I had over-spiritualized my problem, I think. I had read the verse, “I can do all things in Him who gives me strength” and clung on to the first half with only a shallow understanding of the second half. I thought, if I can just keep getting God as my fuel, if I call on His name, He will keep me going. But in my mental paradigm, I was the one fetching the fuel. I was the one calling the Lord, “to me!” This week, I discovered that all my efforts were drowning out the Lord’s calling to me: “come unto Me, and rest.” I was trying so hard to fulfill the Bible’s promises, but if they’re true, don’t I trust the Lord to fulfill them for me?
As I was driving to the meeting this morning, I was reminded of the progression in Song of Songs. The female narrator, sometimes referred to as the lover, starts out as a delinquent field-tender (1:6). But after falling in love with her beloved, she is drawn out of her introspection and languor to follow after Him. Her beloved’s description of her undergoes a transformation from a wild horse to a lily to a dove to a pillar of smoke coming out of the wilderness to a garden to an army terrible with banners.

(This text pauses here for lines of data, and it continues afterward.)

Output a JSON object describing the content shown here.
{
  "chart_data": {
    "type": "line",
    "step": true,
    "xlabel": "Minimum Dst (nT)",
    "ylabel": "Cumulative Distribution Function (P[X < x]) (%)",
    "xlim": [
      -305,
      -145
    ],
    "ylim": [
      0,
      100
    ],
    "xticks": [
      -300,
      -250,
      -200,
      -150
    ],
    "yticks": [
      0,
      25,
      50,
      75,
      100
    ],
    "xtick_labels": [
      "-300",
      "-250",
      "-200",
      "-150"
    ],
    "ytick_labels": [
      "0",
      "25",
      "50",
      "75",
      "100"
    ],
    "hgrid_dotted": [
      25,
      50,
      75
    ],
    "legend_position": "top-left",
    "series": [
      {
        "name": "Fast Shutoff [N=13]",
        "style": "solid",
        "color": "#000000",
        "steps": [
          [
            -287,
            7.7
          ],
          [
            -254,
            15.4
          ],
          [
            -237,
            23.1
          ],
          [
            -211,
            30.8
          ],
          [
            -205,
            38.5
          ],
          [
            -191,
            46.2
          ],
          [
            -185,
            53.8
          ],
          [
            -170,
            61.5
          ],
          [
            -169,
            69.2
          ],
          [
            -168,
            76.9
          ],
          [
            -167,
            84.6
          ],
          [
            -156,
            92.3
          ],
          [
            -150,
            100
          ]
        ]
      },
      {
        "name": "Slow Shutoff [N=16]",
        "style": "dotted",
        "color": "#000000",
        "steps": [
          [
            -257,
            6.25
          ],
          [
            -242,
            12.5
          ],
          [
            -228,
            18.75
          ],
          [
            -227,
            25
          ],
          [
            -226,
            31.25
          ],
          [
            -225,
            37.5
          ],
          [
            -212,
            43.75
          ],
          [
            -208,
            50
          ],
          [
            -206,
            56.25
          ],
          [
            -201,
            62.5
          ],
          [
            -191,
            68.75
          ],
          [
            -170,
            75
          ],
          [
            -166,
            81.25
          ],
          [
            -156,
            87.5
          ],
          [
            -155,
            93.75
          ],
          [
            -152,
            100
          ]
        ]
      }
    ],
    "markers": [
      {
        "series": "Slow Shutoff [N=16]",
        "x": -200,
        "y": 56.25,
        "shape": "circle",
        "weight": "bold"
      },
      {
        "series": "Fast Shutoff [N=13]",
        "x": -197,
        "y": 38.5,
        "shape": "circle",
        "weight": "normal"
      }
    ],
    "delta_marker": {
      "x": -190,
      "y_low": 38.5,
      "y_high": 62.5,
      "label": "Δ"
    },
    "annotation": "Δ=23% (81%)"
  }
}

In one of the final comparisons, the Beloved asks, “who is this who comes up from the wilderness, leaning on her beloved?” One would think that the consummation of such a dynamic romance would lead to the lover becoming a strong, powerful woman. All hints were pointing that way (especially the army with banners line). She could fight, she could dazzle, she could terrify. But in the end, she leans on her beloved. I believe she isn’t leaning out of her weakness. After all that growth, how could she be weak? She has realized all her strength is nothing without her beloved. One of the last things she says to her beloved is, “Come, my beloved, let us go forth into the fields… let us rise up early for the vineyards;” (7:11–12). Not only has she grown in strength, but she has learned to work with her beloved in the fields, and love doing so.
I’m afraid I only know how to work alone. I might say I’m relying on the Lord and leaning on Him, but when the rubber meets the road, I zoom off “in His name” without much weight of reality. My problem is not that I lack divine fuel, but I lack love for the Lord. The lover in Song of Songs doesn’t lean on her beloved because she has no other recourse or no other choice, but because she loves him with everything that she is. How can I be like that, too? I can only pray, as I read before in a book:
Amen, Lord. I can’t do it anymore. Lord, I love You! Do it in me.